Investing under $1000, especially with commission-free trades, is a good way to learn the basics mechanics of stock trading.

013a|6 years ago

"Investing" and "Stock Trading" are incompatible in the same sentence, unless combined with a phrase like "does not involve".

You can buy and hold, or "Invest", on any platform which, in my opinion, has to meet three minimum requirements: It should offer commission-free trading on a variety of low-cost index funds, it should offer a variety of investment account types (at minimum, taxed accounts, Traditional IRAs, and Roth IRAs), and it should be stable.

Robinhood only meets one of these three criteria. There are dozens of other brokerages out there which do meet all of these criteria: TDAmeritrade, Schwab, Vanguard, and Chase are four great ones.

Robinhood is on the same level as a betting app for sports; so, fine; use it if that's what you want. But do not even mention the word "Invest" in the same sentence as Robinhood; its grossly irresponsible.

zigzaggy|6 years ago

I agree, this is how I started. It was well worth a couple hundred dollars in losses 2 years ago to learn the fundamentals. I considered it the cost of learning that I've more than recovered.

Now I have a much larger account, and I'm trading / investing with a much lower risk profile, because of what I learned on my >$1000 account. I consider that the exact opposite of wasting time.

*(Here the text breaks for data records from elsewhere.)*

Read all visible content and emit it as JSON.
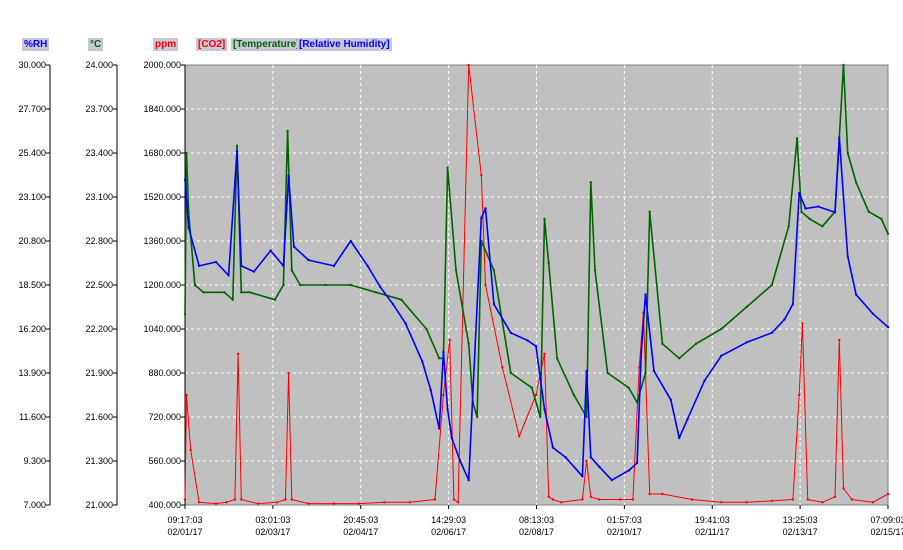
{
  "chart_data": {
    "type": "line",
    "axes": {
      "humidity": {
        "unit": "%RH",
        "color": "#0000ff",
        "ylim": [
          7.0,
          30.0
        ],
        "ticks": [
          "30.000",
          "27.700",
          "25.400",
          "23.100",
          "20.800",
          "18.500",
          "16.200",
          "13.900",
          "11.600",
          "9.300",
          "7.000"
        ]
      },
      "temperature": {
        "unit": "°C",
        "color": "#006400",
        "ylim": [
          21.0,
          24.0
        ],
        "ticks": [
          "24.000",
          "23.700",
          "23.400",
          "23.100",
          "22.800",
          "22.500",
          "22.200",
          "21.900",
          "21.600",
          "21.300",
          "21.000"
        ]
      },
      "co2": {
        "unit": "ppm",
        "color": "#ff0000",
        "ylim": [
          400,
          2000
        ],
        "ticks": [
          "2000.000",
          "1840.000",
          "1680.000",
          "1520.000",
          "1360.000",
          "1200.000",
          "1040.000",
          "880.000",
          "720.000",
          "560.000",
          "400.000"
        ]
      }
    },
    "legend": [
      {
        "label": "[CO2]",
        "color": "#ff0000"
      },
      {
        "label": "[Temperature]",
        "color": "#006400"
      },
      {
        "label": "[Relative Humidity]",
        "color": "#0000ff"
      }
    ],
    "x_ticks": [
      {
        "time": "09:17:03",
        "date": "02/01/17"
      },
      {
        "time": "03:01:03",
        "date": "02/03/17"
      },
      {
        "time": "20:45:03",
        "date": "02/04/17"
      },
      {
        "time": "14:29:03",
        "date": "02/06/17"
      },
      {
        "time": "08:13:03",
        "date": "02/08/17"
      },
      {
        "time": "01:57:03",
        "date": "02/10/17"
      },
      {
        "time": "19:41:03",
        "date": "02/11/17"
      },
      {
        "time": "13:25:03",
        "date": "02/13/17"
      },
      {
        "time": "07:09:03",
        "date": "02/15/17"
      }
    ],
    "xlim": [
      "02/01/17 09:17:03",
      "02/15/17 07:09:03"
    ],
    "grid": true,
    "background": "#c0c0c0",
    "series": [
      {
        "name": "[CO2]",
        "axis": "co2",
        "color": "#ff0000",
        "x": [
          "02/01/17 09:17",
          "02/01/17 10:00",
          "02/01/17 12:00",
          "02/01/17 16:00",
          "02/02/17 00:00",
          "02/02/17 05:00",
          "02/02/17 09:00",
          "02/02/17 10:30",
          "02/02/17 12:00",
          "02/02/17 20:00",
          "02/03/17 05:00",
          "02/03/17 09:00",
          "02/03/17 10:30",
          "02/03/17 12:00",
          "02/03/17 20:00",
          "02/04/17 08:00",
          "02/04/17 20:00",
          "02/05/17 08:00",
          "02/05/17 20:00",
          "02/06/17 08:00",
          "02/06/17 12:00",
          "02/06/17 15:00",
          "02/06/17 17:00",
          "02/06/17 19:00",
          "02/07/17 00:00",
          "02/07/17 06:00",
          "02/07/17 08:00",
          "02/07/17 16:00",
          "02/08/17 00:00",
          "02/08/17 08:00",
          "02/08/17 12:00",
          "02/08/17 14:00",
          "02/08/17 16:00",
          "02/08/17 20:00",
          "02/09/17 06:00",
          "02/09/17 08:00",
          "02/09/17 10:00",
          "02/09/17 14:00",
          "02/10/17 00:00",
          "02/10/17 06:00",
          "02/10/17 09:00",
          "02/10/17 11:00",
          "02/10/17 14:00",
          "02/10/17 20:00",
          "02/11/17 10:00",
          "02/12/17 00:00",
          "02/12/17 12:00",
          "02/13/17 00:00",
          "02/13/17 10:00",
          "02/13/17 13:00",
          "02/13/17 14:30",
          "02/13/17 17:00",
          "02/14/17 00:00",
          "02/14/17 06:00",
          "02/14/17 08:00",
          "02/14/17 10:00",
          "02/14/17 14:00",
          "02/15/17 00:00",
          "02/15/17 07:09"
        ],
        "y": [
          420,
          800,
          600,
          410,
          405,
          410,
          420,
          950,
          420,
          405,
          410,
          420,
          880,
          420,
          405,
          405,
          405,
          410,
          410,
          420,
          800,
          1000,
          420,
          410,
          2000,
          1600,
          1200,
          900,
          650,
          800,
          950,
          430,
          420,
          410,
          420,
          560,
          430,
          420,
          420,
          420,
          900,
          1100,
          440,
          440,
          420,
          410,
          410,
          415,
          420,
          800,
          1060,
          420,
          410,
          430,
          1000,
          460,
          420,
          410,
          440
        ]
      },
      {
        "name": "[Temperature]",
        "axis": "temperature",
        "color": "#006400",
        "x": [
          "02/01/17 09:17",
          "02/01/17 10:00",
          "02/01/17 11:00",
          "02/01/17 14:00",
          "02/01/17 18:00",
          "02/02/17 04:00",
          "02/02/17 08:00",
          "02/02/17 10:00",
          "02/02/17 12:00",
          "02/02/17 16:00",
          "02/03/17 04:00",
          "02/03/17 08:00",
          "02/03/17 10:00",
          "02/03/17 12:00",
          "02/03/17 16:00",
          "02/04/17 04:00",
          "02/04/17 16:00",
          "02/05/17 04:00",
          "02/05/17 16:00",
          "02/06/17 04:00",
          "02/06/17 10:00",
          "02/06/17 12:00",
          "02/06/17 14:00",
          "02/06/17 18:00",
          "02/07/17 00:00",
          "02/07/17 02:00",
          "02/07/17 04:00",
          "02/07/17 06:00",
          "02/07/17 12:00",
          "02/07/17 20:00",
          "02/08/17 06:00",
          "02/08/17 10:00",
          "02/08/17 12:00",
          "02/08/17 14:00",
          "02/08/17 18:00",
          "02/09/17 02:00",
          "02/09/17 08:00",
          "02/09/17 10:00",
          "02/09/17 12:00",
          "02/09/17 18:00",
          "02/10/17 04:00",
          "02/10/17 08:00",
          "02/10/17 12:00",
          "02/10/17 14:00",
          "02/10/17 20:00",
          "02/11/17 04:00",
          "02/11/17 12:00",
          "02/12/17 00:00",
          "02/12/17 12:00",
          "02/13/17 00:00",
          "02/13/17 08:00",
          "02/13/17 12:00",
          "02/13/17 14:00",
          "02/13/17 18:00",
          "02/14/17 00:00",
          "02/14/17 06:00",
          "02/14/17 10:00",
          "02/14/17 12:00",
          "02/14/17 16:00",
          "02/14/17 22:00",
          "02/15/17 04:00",
          "02/15/17 07:09"
        ],
        "y": [
          22.3,
          23.4,
          23.0,
          22.5,
          22.45,
          22.45,
          22.4,
          23.45,
          22.45,
          22.45,
          22.4,
          22.5,
          23.55,
          22.6,
          22.5,
          22.5,
          22.5,
          22.45,
          22.4,
          22.2,
          22.0,
          22.0,
          23.3,
          22.6,
          22.1,
          21.7,
          21.6,
          22.8,
          22.6,
          21.9,
          21.8,
          21.6,
          22.95,
          22.65,
          22.0,
          21.75,
          21.6,
          23.2,
          22.6,
          21.9,
          21.8,
          21.7,
          21.9,
          23.0,
          22.1,
          22.0,
          22.1,
          22.2,
          22.35,
          22.5,
          22.9,
          23.5,
          23.0,
          22.95,
          22.9,
          23.0,
          24.0,
          23.4,
          23.2,
          23.0,
          22.95,
          22.85
        ]
      },
      {
        "name": "[Relative Humidity]",
        "axis": "humidity",
        "color": "#0000ff",
        "x": [
          "02/01/17 09:17",
          "02/01/17 11:00",
          "02/01/17 16:00",
          "02/02/17 00:00",
          "02/02/17 06:00",
          "02/02/17 10:00",
          "02/02/17 12:00",
          "02/02/17 18:00",
          "02/03/17 02:00",
          "02/03/17 08:00",
          "02/03/17 10:30",
          "02/03/17 13:00",
          "02/03/17 20:00",
          "02/04/17 08:00",
          "02/04/17 16:00",
          "02/05/17 00:00",
          "02/05/17 06:00",
          "02/05/17 12:00",
          "02/05/17 18:00",
          "02/06/17 02:00",
          "02/06/17 06:00",
          "02/06/17 10:00",
          "02/06/17 12:00",
          "02/06/17 14:00",
          "02/06/17 16:00",
          "02/06/17 20:00",
          "02/07/17 00:00",
          "02/07/17 06:00",
          "02/07/17 08:00",
          "02/07/17 12:00",
          "02/07/17 20:00",
          "02/08/17 04:00",
          "02/08/17 08:00",
          "02/08/17 12:00",
          "02/08/17 16:00",
          "02/08/17 22:00",
          "02/09/17 06:00",
          "02/09/17 08:00",
          "02/09/17 10:00",
          "02/09/17 14:00",
          "02/09/17 20:00",
          "02/10/17 04:00",
          "02/10/17 08:00",
          "02/10/17 10:00",
          "02/10/17 12:00",
          "02/10/17 16:00",
          "02/11/17 00:00",
          "02/11/17 04:00",
          "02/11/17 08:00",
          "02/11/17 16:00",
          "02/12/17 00:00",
          "02/12/17 12:00",
          "02/13/17 00:00",
          "02/13/17 06:00",
          "02/13/17 10:00",
          "02/13/17 13:00",
          "02/13/17 16:00",
          "02/13/17 22:00",
          "02/14/17 06:00",
          "02/14/17 08:00",
          "02/14/17 12:00",
          "02/14/17 16:00",
          "02/15/17 00:00",
          "02/15/17 07:09"
        ],
        "y": [
          24.0,
          21.5,
          19.5,
          19.7,
          19.0,
          25.5,
          19.5,
          19.2,
          20.3,
          19.5,
          24.2,
          20.5,
          19.8,
          19.5,
          20.8,
          19.5,
          18.4,
          17.5,
          16.5,
          14.5,
          13.0,
          11.0,
          15.0,
          12.0,
          10.5,
          9.3,
          8.3,
          22.0,
          22.5,
          17.5,
          16.0,
          15.6,
          15.3,
          12.0,
          10.0,
          9.5,
          8.5,
          14.0,
          9.5,
          9.0,
          8.3,
          8.8,
          9.2,
          15.0,
          18.0,
          14.0,
          12.5,
          10.5,
          11.5,
          13.5,
          14.8,
          15.5,
          16.0,
          16.7,
          17.5,
          23.3,
          22.5,
          22.6,
          22.3,
          26.2,
          20.0,
          18.0,
          17.0,
          16.3
        ]
      }
    ]
  }
}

JumpCrisscross|6 years ago

> Investing under $1000, especially with commission-free trades, is a good way to learn the basics mechanics of stock trading

Individual investors are at a huge disadvantage when it comes to intraday trading.

For everything other than a child's hobby account, intended to teach emotional stability through gains and losses, a <$1,000 stock-trading account is value destroying.

tedunangst|6 years ago

A free paper trading account seems more useful for that.

hoffs|6 years ago

No it doesn't. You can have as little as few hundred dollars.